Although homozygosity for SMN1 subtle mutations has been reported in consanguineous families (Bussaglia et al. 1995; Cuscó et al. 2003), this is the first report of a patient with SMA homozygous for two subtle mutations in cis. Clarification of the location of these mutations in the SMN1 genes was complicated by parental consanguinity; it required SMN exon 7 deletion assay, SMN DNA sequencing, analysis of parental DNAs, RT-PCR, cloning, and sequencing of the patient and parental mRNAs to unequivocally separate the FL message from the Δ7 message and also required development of a CE test designed specifically for this mutation. Here, our molecular genetic findings followed the inheritance of two mutations on each SMN1 allele in the affected individuals.

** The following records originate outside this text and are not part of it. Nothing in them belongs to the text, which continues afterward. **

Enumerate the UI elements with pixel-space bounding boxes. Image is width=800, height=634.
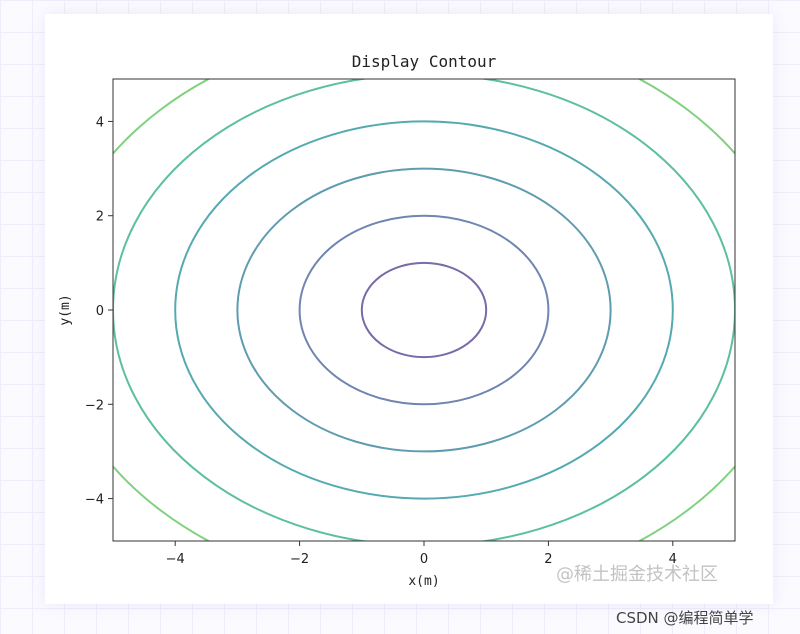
x-tick-label: −4: [166, 552, 185, 567]
x-axis-label: x(m): [408, 574, 439, 589]
contour-lines: [113, 79, 735, 541]
y-tick-label: −2: [85, 398, 104, 413]
y-axis-label: y(m): [58, 294, 73, 325]
contour-level-4: [174, 120, 674, 500]
x-tick-label: 4: [669, 552, 677, 567]
contour-level-3: [236, 167, 612, 453]
contour-level-6: [113, 79, 735, 541]
contour-level-7: [113, 79, 735, 541]
chart-title: Display Contour: [352, 52, 497, 71]
y-axis: −4 −2 0 2 4: [85, 115, 113, 508]
contour-level-5: [113, 79, 735, 541]
y-tick-label: 2: [96, 210, 104, 225]
contour-level-2: [298, 214, 550, 406]
chart-card: Display Contour −4 −2 0 2 4 −4 −2 0 2 4 x(m) y(m…: [45, 14, 773, 604]
x-tick-label: 0: [420, 552, 428, 567]
y-tick-label: 4: [96, 115, 104, 130]
contour-level-1: [360, 261, 488, 359]
x-tick-label: 2: [544, 552, 552, 567]
y-tick-label: 0: [96, 304, 104, 319]
watermark-csdn: CSDN @编程简单学: [616, 609, 754, 627]
x-tick-label: −2: [290, 552, 309, 567]
x-axis: −4 −2 0 2 4: [166, 541, 677, 567]
watermark-juejin: @稀土掘金技术社区: [556, 564, 718, 585]
plot-frame: [112, 78, 736, 542]
y-tick-label: −4: [85, 493, 104, 508]
contour-chart: Display Contour −4 −2 0 2 4 −4 −2 0 2 4 x(m) y(m…: [58, 52, 736, 589]
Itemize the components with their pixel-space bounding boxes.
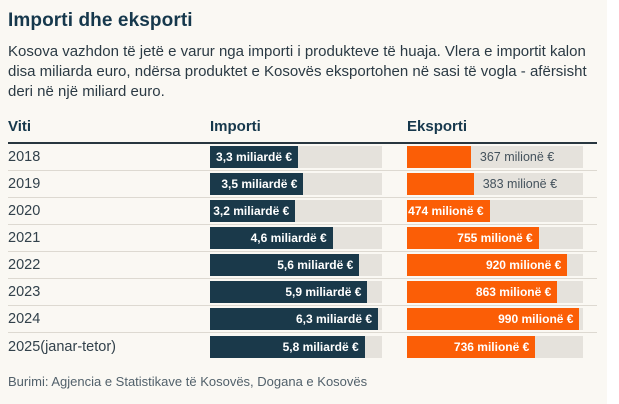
export-value-label-inside: 736 milionë € [453, 339, 530, 354]
export-value-label-inside: 920 milionë € [485, 258, 562, 272]
year-label: 2024 [8, 311, 41, 327]
import-cell: 3,2 miliardë € [210, 200, 407, 222]
export-bar: 474 milionë € [407, 200, 490, 222]
import-bar-track: 3,5 miliardë € [210, 173, 382, 195]
year-label: 2019 [8, 176, 41, 192]
import-bar-track: 5,6 miliardë € [210, 254, 382, 276]
import-value-label: 3,2 miliardë € [213, 204, 290, 218]
export-bar-track: 383 milionë € [407, 173, 583, 195]
export-bar: 990 milionë € [407, 308, 580, 330]
year-label: 2023 [8, 284, 41, 300]
export-cell: 367 milionë € [407, 146, 597, 168]
export-value-label-outside: 383 milionë € [482, 177, 558, 191]
import-cell: 3,5 miliardë € [210, 173, 407, 195]
year-label: 2022 [8, 257, 41, 273]
export-bar-track: 990 milionë € [407, 308, 583, 330]
export-bar-track: 755 milionë € [407, 227, 583, 249]
import-bar-track: 5,8 miliardë € [210, 335, 382, 358]
intro-paragraph: Kosova vazhdon të jetë e varur nga impor… [8, 43, 587, 100]
export-cell: 736 milionë € [407, 335, 597, 358]
import-value-label: 3,3 miliardë € [216, 150, 293, 164]
column-header-year: Viti [8, 118, 32, 135]
import-cell: 5,6 miliardë € [210, 254, 407, 276]
column-header-import: Importi [210, 118, 261, 135]
year-label: 2020 [8, 203, 41, 219]
import-cell: 6,3 miliardë € [210, 308, 407, 330]
export-cell: 383 milionë € [407, 173, 597, 195]
export-cell: 474 milionë € [407, 200, 597, 222]
export-bar-track: 920 milionë € [407, 254, 583, 276]
export-cell: 863 milionë € [407, 281, 597, 303]
column-header-export: Eksporti [407, 118, 468, 135]
export-value-label-inside: 863 milionë € [475, 285, 552, 299]
import-bar-track: 3,2 miliardë € [210, 200, 382, 222]
table-header: Viti Importi Eksporti [8, 118, 597, 144]
table-row: 2020 3,2 miliardë € 474 milionë € [8, 198, 597, 225]
import-value-label: 5,8 miliardë € [282, 339, 359, 354]
import-bar: 3,3 miliardë € [210, 146, 299, 168]
year-label: 2021 [8, 230, 41, 246]
import-bar: 4,6 miliardë € [210, 227, 333, 249]
export-value-label-inside: 474 milionë € [408, 204, 484, 218]
import-bar-track: 5,9 miliardë € [210, 281, 382, 303]
import-bar: 5,8 miliardë € [210, 335, 365, 358]
export-bar: 920 milionë € [407, 254, 568, 276]
import-cell: 3,3 miliardë € [210, 146, 407, 168]
import-bar-track: 4,6 miliardë € [210, 227, 382, 249]
export-cell: 755 milionë € [407, 227, 597, 249]
export-cell: 990 milionë € [407, 308, 597, 330]
source-note: Burimi: Agjencia e Statistikave të Kosov… [8, 374, 368, 389]
export-bar-track: 736 milionë € [407, 335, 583, 358]
import-value-label: 3,5 miliardë € [221, 177, 298, 191]
table-row: 2024 6,3 miliardë € 990 milionë € [8, 306, 597, 333]
import-bar-track: 3,3 miliardë € [210, 146, 382, 168]
table-row: 2022 5,6 miliardë € 920 milionë € [8, 252, 597, 279]
import-bar: 5,6 miliardë € [210, 254, 360, 276]
export-bar: 755 milionë € [407, 227, 539, 249]
export-bar-track: 474 milionë € [407, 200, 583, 222]
import-value-label: 4,6 miliardë € [250, 231, 327, 245]
export-bar-track: 863 milionë € [407, 281, 583, 303]
import-value-label: 5,6 miliardë € [277, 258, 354, 272]
export-bar-track: 367 milionë € [407, 146, 583, 168]
export-bar: 736 milionë € [407, 335, 536, 358]
table-row: 2021 4,6 miliardë € 755 milionë € [8, 225, 597, 252]
import-bar-track: 6,3 miliardë € [210, 308, 382, 330]
export-bar [407, 146, 471, 168]
export-value-label-inside: 755 milionë € [457, 231, 533, 245]
table-row: 2025(janar-tetor) 5,8 miliardë € 736 mil… [8, 333, 597, 360]
import-cell: 4,6 miliardë € [210, 227, 407, 249]
table-row: 2018 3,3 miliardë € 367 milionë € [8, 144, 597, 171]
import-bar: 3,5 miliardë € [210, 173, 304, 195]
import-bar: 3,2 miliardë € [210, 200, 296, 222]
page-title: Importi dhe eksporti [8, 10, 193, 31]
import-value-label: 5,9 miliardë € [285, 285, 362, 299]
table-row: 2019 3,5 miliardë € 383 milionë € [8, 171, 597, 198]
export-value-label-outside: 367 milionë € [479, 150, 555, 164]
export-bar: 863 milionë € [407, 281, 558, 303]
rows: 2018 3,3 miliardë € 367 milionë € 2019 3… [8, 144, 597, 360]
year-label: 2018 [8, 149, 41, 165]
import-cell: 5,9 miliardë € [210, 281, 407, 303]
import-value-label: 6,3 miliardë € [295, 312, 373, 326]
export-bar [407, 173, 474, 195]
table-row: 2023 5,9 miliardë € 863 milionë € [8, 279, 597, 306]
year-label: 2025(janar-tetor) [8, 338, 116, 355]
import-cell: 5,8 miliardë € [210, 335, 407, 358]
import-bar: 6,3 miliardë € [210, 308, 379, 330]
export-cell: 920 milionë € [407, 254, 597, 276]
import-bar: 5,9 miliardë € [210, 281, 368, 303]
export-value-label-inside: 990 milionë € [498, 312, 574, 326]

As this protocol has been validated in this multigeneration family, it would be sufficient to use the CE assay and provide carrier status in the future with the knowledge that this test provides SMN1/SMN2 quantitation for copy numbers. This CE assay will be equally informative if the more common SMN1 deletion chromosome is also present in the extended family. Compound heterozygous mutations consisting of the typical SMN1 deletion/conversion and a second allele harboring a subtle mutation account for some 5% of SMA cases. Our results show that a search for subtle mutations and their precise location may be indicated in patients with SMA who have two SMN1 alleles.